Si fuera por cartas de recomendación, hoy mismo podría conseguir 150, fácilmente.

Pero no es la única que sueña con un trabajo. Ni siquiera con un trabajo soñado, sencillamente con hacerlo.

“Todos perdieron la pega en la casa, nosotros trabajábamos en el campo, y por esto de la pandemia no pudimos seguir”, dice Verónica Lagos.

Con cuatro ingresos menos en la casa, lo primero que dejaron de pagar fue el agua y la luz. “No nos han venido a cortar nada, todavía, pero ya se nos juntaron cuatro cuentas. Y ahora, no nos alcanza para la comida, por eso estamos viniendo a la sede”, explica.

Se despide, con su bolso con tallarines, carne molida, ensalada de lechuga y manzanas, diciendo “lo único que queremos es poder volver a trabajar, en lo que sea, pero poder trabajar”.

Cada día hay más ollas

Ricardo Rodríguez, de la Coordinadora Solidaria Chillán, funcionario de Gendarmería es quien está asumiendo la tarea de coordinación de estas iniciativas, en todo Ñuble.

Es quien enseña cómo organizarlas y comparte las redes de apoyo a quienes quieren comenzar a realizar ollas comunes. “Ahora partirá una en Pinto”, explica.

Rodríguez dice que la más grande es la de Los Volcanes 4, organizada por el Ejército, la Municipalidad y el Obispado. “Y hoy debe haber ya unas 20 en Chillán, pero eso aumenta todas las semanas.

Sin embargo, advierte que si hay más ollas comunes es porque las cajas sociales que entrega el Gobierno, “no fueron la mejor medida.
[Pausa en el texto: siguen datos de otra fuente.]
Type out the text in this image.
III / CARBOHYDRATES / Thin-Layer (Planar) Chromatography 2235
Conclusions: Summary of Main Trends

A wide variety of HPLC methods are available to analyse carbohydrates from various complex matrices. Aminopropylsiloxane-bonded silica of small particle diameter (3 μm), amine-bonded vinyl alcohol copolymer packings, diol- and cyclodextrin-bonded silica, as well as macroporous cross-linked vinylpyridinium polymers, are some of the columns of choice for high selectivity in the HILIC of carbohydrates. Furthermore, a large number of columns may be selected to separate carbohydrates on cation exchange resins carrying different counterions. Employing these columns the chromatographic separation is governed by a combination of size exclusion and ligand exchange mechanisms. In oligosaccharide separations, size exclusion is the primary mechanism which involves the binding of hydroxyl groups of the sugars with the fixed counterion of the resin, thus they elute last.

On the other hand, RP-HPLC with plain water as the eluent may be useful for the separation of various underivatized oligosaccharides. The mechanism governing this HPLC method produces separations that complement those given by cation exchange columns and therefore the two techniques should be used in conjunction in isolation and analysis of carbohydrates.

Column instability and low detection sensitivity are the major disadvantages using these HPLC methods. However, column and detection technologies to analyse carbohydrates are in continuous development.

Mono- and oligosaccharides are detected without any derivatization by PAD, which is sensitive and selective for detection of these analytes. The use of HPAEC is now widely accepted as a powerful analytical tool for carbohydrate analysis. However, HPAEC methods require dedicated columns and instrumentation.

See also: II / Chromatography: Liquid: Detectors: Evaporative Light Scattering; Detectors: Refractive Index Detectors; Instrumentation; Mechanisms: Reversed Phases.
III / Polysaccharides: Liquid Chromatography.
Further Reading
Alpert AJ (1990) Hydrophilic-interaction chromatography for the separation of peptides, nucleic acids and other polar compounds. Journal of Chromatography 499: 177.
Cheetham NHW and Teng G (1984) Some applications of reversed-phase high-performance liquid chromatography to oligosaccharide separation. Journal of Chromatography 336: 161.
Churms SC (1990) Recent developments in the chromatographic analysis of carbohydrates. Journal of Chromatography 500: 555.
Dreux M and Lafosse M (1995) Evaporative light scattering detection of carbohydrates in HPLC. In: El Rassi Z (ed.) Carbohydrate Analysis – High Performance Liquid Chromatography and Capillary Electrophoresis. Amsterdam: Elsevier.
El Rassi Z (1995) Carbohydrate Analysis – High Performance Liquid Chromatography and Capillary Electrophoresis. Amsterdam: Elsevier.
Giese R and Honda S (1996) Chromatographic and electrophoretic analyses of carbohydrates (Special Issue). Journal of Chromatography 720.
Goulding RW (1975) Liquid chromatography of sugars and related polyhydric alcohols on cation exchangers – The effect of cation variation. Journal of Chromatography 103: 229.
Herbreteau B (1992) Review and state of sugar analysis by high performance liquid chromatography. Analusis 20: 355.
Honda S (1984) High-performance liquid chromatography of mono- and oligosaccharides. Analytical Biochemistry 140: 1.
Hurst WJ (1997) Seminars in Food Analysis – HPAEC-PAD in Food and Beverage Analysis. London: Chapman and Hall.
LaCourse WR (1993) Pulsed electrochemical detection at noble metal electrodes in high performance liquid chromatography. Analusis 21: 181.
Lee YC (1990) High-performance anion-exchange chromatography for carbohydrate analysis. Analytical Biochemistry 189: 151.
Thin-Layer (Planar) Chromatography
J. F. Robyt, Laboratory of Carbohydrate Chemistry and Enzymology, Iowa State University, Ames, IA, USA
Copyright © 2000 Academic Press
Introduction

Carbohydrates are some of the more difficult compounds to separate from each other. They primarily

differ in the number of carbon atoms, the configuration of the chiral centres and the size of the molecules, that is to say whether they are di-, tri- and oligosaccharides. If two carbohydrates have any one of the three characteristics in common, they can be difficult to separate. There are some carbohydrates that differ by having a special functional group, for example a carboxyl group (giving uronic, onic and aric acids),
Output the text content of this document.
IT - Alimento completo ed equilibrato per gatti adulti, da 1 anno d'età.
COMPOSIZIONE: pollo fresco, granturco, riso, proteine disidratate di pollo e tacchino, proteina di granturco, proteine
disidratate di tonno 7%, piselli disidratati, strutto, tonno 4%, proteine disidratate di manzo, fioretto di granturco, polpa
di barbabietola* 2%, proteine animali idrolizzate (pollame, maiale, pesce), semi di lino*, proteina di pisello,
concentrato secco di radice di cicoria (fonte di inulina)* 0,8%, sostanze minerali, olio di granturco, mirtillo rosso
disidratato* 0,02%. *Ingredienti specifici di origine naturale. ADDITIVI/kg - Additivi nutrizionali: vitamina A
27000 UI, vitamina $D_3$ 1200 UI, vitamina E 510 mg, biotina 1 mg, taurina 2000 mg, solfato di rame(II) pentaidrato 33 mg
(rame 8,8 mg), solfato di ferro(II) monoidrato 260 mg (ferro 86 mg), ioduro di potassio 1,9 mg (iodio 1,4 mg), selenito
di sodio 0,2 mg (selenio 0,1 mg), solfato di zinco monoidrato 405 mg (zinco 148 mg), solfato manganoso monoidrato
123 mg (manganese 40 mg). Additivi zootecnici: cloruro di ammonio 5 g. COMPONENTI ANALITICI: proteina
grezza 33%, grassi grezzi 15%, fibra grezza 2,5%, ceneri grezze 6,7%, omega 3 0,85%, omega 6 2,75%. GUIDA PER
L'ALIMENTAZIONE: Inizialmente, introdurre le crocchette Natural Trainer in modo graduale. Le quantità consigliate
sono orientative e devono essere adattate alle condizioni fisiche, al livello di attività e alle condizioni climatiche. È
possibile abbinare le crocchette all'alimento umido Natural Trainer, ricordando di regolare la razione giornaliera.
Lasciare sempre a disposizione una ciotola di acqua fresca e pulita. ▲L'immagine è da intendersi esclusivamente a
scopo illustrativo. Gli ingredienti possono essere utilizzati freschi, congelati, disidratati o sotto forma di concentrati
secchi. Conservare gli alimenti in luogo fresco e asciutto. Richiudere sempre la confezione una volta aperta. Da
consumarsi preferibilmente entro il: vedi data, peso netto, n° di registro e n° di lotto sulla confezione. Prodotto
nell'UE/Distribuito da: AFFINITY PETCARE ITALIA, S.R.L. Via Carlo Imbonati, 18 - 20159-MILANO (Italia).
Eso alcanza apenas para una semana y no incluye carne, verdura ni legumbres”, advierte.

En esa misma línea, la presidenta de la Unión Comunal de Juntas de Vecinos de Chillán, Cecilia Henríquez, plantea que “las cajas han sido insuficientes, muchas juntas vecinales se quejan que ni siquiera les ha llegado y en la municipalidad en vez de ver cómo acelerar el proceso, están discutiendo por quién las debe entregar y quién no”.